Developer / Publisher – Schell Games
Price – US $24.99 / CAN $29.99 / EU €49.99 / UK £19.99 / AU $34.95
Release Date – August 24th, 2021
Input – 2 x Tracked Motion Controllers
Play Area – Standing, Seated, Roomscale
Store – PlayStation, Steam, Oculus
Reviewed on –Quest 2
One of VR’s great success stories, I Expect You to Die has now gotten a follow-up, doubling down on the puzzles, action and super spy goodness that made the 1st so popular. You’re back in the role of a special agent, thought dead after the events of the 1st game and are still tasked with thwarting Zoraxis who is till trying for world domination. One minor note for this review is that I will be avoiding nearly ALL spoilers for the game including specific level interactions, plot and anything else the could spoil the fun.
Those who have played the 1st game will be instantly familiar with the game mechanics as this feels almost exactly like the 1st title in almost every way. It’s a seated, room scale affair that requires you to be observant of your surroundings and what you can interact with. Should something be out of reach, you can use your telekinetic abilities to grab it and pull or push it away from you, letting you further mess around with stuff beyond the comfort of your chair. A tutorial reintroduces the basic elements of the game with each of the 6-stages basically acting like an escape room, with you having to perform a variety of tasks to not only save the day but yourself. It’s that trial-and-error mechanic that made the 1st game so rewarding as even in death, there is reward as you’ll oftentimes die in comedic fashion and learn not do make the same mistakes twice. Each mission has hidden trophies to find, and a speed run time attached to it for those that enjoy that sort of thing, extending replay factor if you just can’t get enough espionage goodness. In between missions you’ll find yourself in a van where the details of your next operation are revealed, and you can always revisit any previous missions.

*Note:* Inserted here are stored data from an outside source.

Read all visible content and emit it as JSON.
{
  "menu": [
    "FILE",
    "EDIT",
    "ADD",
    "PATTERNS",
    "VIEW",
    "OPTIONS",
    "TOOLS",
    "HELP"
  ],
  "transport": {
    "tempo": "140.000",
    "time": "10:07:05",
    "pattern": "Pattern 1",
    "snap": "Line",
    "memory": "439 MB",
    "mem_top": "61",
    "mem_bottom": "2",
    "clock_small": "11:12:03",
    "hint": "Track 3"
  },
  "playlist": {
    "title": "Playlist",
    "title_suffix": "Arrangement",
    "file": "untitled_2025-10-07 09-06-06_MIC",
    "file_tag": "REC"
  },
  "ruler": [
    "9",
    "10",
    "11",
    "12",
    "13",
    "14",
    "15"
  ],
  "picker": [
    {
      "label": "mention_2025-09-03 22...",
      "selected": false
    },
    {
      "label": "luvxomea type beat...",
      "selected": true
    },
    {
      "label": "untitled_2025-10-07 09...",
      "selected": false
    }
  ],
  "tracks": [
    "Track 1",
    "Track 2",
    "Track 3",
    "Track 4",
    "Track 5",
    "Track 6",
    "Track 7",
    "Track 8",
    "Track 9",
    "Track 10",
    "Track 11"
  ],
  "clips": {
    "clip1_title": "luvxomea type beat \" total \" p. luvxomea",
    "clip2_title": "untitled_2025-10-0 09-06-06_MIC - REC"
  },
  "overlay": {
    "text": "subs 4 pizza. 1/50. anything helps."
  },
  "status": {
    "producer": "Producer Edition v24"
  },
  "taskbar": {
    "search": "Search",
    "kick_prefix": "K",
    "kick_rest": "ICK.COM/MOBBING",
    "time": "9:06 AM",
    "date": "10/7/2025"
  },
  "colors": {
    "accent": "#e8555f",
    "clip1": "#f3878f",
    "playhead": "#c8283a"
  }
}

Further embracing it’s James Bond roots, you are treated to a very slick intro that essentially puts you in the song and as a fan of Bond films, it’s a damn cool song that uses VR in some very fun ways. Where the game may lack in environmental scope, it makes up for in polish as the details that litter each stage are commendable and enjoyable. From the opening tutorial office, behind the curtains at a theatre performance as a stagehand, on a private plane and a few more locations that I won’t spoil here, everything in here looks great and, in my opinion, even a little larger than the 1st game with set pieces that feel a little more fleshed out. In no way am I trashing the 1st game, which is great, but I found the stages in here to be just a little more…complete. It’s always fun to see what the results of your actions are and what the game will throw at you as you never really know what’s going to try and kill you next.
Your handler is back from the 1st game, guiding you with aristocratic English accent with a few other actors sprinkled in as well with one notable addition to the game in the form of Jon Juniper played by veteran voice actor and Trek alumni Wil Wheaton who does an excellent job at bringing a different kind of vitality to the game thanks to his duplicitous charm. Beyond the voice acting and kick ass intro, is a game that relies heavily on the sounds around you with brief tunes only kicking in when you solve a puzzle or perish so whether it’s the sound of an incoming poison dart, deadly laser, or the air getting sucked out of an airplane cabin, the sound design is on point and is for all intents and purposes, flawless
Just like the 1st game, each mission won’t take more than a few minutes to complete provided you know exactly what to do but unless you watch a walkthrough before you play, which I don’t recommend, each mission will take much longer to get through…I’d say at least 30 minutes each, if not more. That trial-and-error mechanic is the main draw, especially when some obstacles have a couple of solutions, allowing for a little bit of creative freedom in solving those dilemmas. The game is room scale, but before you Quest owners start trying to run around the environment your actual play space is limited and venturing too far in any direction, even standing will result in your vision going black forcing you to return to confines of the play space. This makes perfect sense but in 2 instances in the game, there were buttons that were just out of sight, and I was forced to half stand to see them fully or raise my hand very high to use my telekinesis which made those moments awkward, but never once was I stuck or did that hold me back, so it’s really a minor issue at best. In truth, this next entry in the franchise feels like it could have just been 6 more DLC missions save for the overarching plot that links the story, which should appeal to fans of the 1st game as it picks off where the last game left off and felt instantly familiar the moment I put on the headset.
IEYTD 2 doesn’t really tread any new ground when compared to the 1st game but builds upon the mythos of the spy world and is a still a welcome addition to what is now a franchise. The puzzles are clever, unique, and fun and even in death, I couldn’t help but smirk at my own shortcomings before I hit that replay mission button to give it another go. It’s addictive, rewarding and made me feel so smart and so dumb as I slowly deciphered the solution to the next puzzle, dying a whole lot along the way.
What would I pay? $25 is a perfect price for this. I expect most people won’t get through the game in less than 3-hours and even offers some replay value for those completionists out there or those just want to see how fast they can get through the game.
Schell Games provided The VR Grid with a press code for this title and, regardless of this review, we thank them for that!